Newcourt was a friend of Sir William Dugdale, and drew some views of religious houses, which were engraved for Dugdale's Monasticon Anglicanum. He later drew a map of London which was to become the most important one of the city executed before the Great Fire. It was engraved by William Faithorne the Elder and published in 1658 as An Exact Delineation of the Cities of London and Westminster and the Suburbs thereof, Together with ye Burrough of Southwark And all ye Thorough-fares Highwaies Streetes Lanes and Common Allies wthin ye same Composed by a Scale, and Ichnographically described by Richard Newcourt of Somerton in the Countie of Somersett Gentleman. The map was a large one, printed on four sheets and measuring more than five feet across. Although drawn as a "view map," it offers little information about individual buildings, the representations being largely conventional. It became extremely rare; for much of the 19th century only one copy was known, in the Bibliothèque Nationale in Paris, but during the 1850s a second copy was discovered, and a facsimile published.
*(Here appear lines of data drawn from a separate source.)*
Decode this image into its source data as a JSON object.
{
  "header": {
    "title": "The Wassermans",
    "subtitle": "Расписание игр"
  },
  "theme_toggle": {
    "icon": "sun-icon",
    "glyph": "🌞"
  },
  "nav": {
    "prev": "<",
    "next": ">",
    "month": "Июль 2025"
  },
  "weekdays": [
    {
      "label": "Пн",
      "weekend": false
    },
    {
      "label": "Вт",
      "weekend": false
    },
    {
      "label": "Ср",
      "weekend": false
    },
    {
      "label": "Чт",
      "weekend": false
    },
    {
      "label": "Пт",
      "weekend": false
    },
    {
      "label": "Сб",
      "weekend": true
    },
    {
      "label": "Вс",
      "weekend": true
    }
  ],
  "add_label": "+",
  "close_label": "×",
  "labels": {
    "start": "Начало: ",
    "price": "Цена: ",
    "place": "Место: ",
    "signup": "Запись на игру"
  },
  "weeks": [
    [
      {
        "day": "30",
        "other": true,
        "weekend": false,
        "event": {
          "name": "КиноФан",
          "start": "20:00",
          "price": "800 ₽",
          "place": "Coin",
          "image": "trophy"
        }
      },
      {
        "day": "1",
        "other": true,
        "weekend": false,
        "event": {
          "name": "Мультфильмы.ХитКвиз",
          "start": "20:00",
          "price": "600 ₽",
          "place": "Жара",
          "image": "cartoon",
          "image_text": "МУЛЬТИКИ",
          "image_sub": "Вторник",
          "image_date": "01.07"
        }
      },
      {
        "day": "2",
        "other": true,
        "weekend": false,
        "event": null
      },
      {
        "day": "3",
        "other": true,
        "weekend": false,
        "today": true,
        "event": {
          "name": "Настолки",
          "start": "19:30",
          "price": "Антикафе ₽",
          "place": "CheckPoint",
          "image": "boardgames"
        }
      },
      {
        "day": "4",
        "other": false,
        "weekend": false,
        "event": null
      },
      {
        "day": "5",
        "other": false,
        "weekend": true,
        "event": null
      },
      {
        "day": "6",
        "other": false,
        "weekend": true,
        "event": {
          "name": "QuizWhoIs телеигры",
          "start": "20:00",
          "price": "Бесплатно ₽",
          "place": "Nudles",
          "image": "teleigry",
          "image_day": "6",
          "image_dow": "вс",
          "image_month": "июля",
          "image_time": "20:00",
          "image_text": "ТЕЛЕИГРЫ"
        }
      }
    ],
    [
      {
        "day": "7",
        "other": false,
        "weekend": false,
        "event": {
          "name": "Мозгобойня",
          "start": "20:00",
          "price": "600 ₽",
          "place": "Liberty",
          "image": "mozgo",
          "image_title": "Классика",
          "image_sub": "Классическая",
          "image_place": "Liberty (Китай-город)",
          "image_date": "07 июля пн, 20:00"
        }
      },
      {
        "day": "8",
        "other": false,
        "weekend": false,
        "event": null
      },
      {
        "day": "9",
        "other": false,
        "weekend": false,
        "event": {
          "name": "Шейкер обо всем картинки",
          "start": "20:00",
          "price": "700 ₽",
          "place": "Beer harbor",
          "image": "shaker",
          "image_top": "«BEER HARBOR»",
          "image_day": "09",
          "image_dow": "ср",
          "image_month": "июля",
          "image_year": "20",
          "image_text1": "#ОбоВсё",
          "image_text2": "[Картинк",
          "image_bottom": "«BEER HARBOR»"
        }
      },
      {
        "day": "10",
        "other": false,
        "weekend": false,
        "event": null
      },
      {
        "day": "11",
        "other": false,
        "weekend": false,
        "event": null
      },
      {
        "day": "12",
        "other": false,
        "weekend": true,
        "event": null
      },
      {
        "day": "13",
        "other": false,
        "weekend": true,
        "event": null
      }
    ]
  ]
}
==Plan for the rebuilding of London==
Following the Great Fire, Newcourt drew up a plan for the rebuilding of the City of London. He proposed laying the city out on a grid system, which would have divided it into 64 equal portions. Four adjoining divisions would have been left open to form a large central square, surrounded by houses after the pattern of those in the Piazza at Covent Garden, and four others would also have provided open spaces, one of them containing the rebuilt St Paul's Cathedral. Each of the other 55 areas would have formed a single parish, with a church and churchyard at its centre. A wharf, 60 yards wide would have run along the river, lined by an unbroken row of buildings raised on arches. Newcourt also produced a variant plan, under which the city would have been divided into only 39 parishes. The full text of his manuscript was published in the first volume of David Hughson's London in 1805.

==Death==
Newcourt died in 1679, and was buried with his wife at Somerton. In his will, dated 25 March 1675, and proved on 4 July 1679, he mentions his eldest son, also named Richard Newcourt, his second son, Gerard, who succeeded him at Somerton; and his daughter, Mary, wife of Thomas Spicer of Somerton.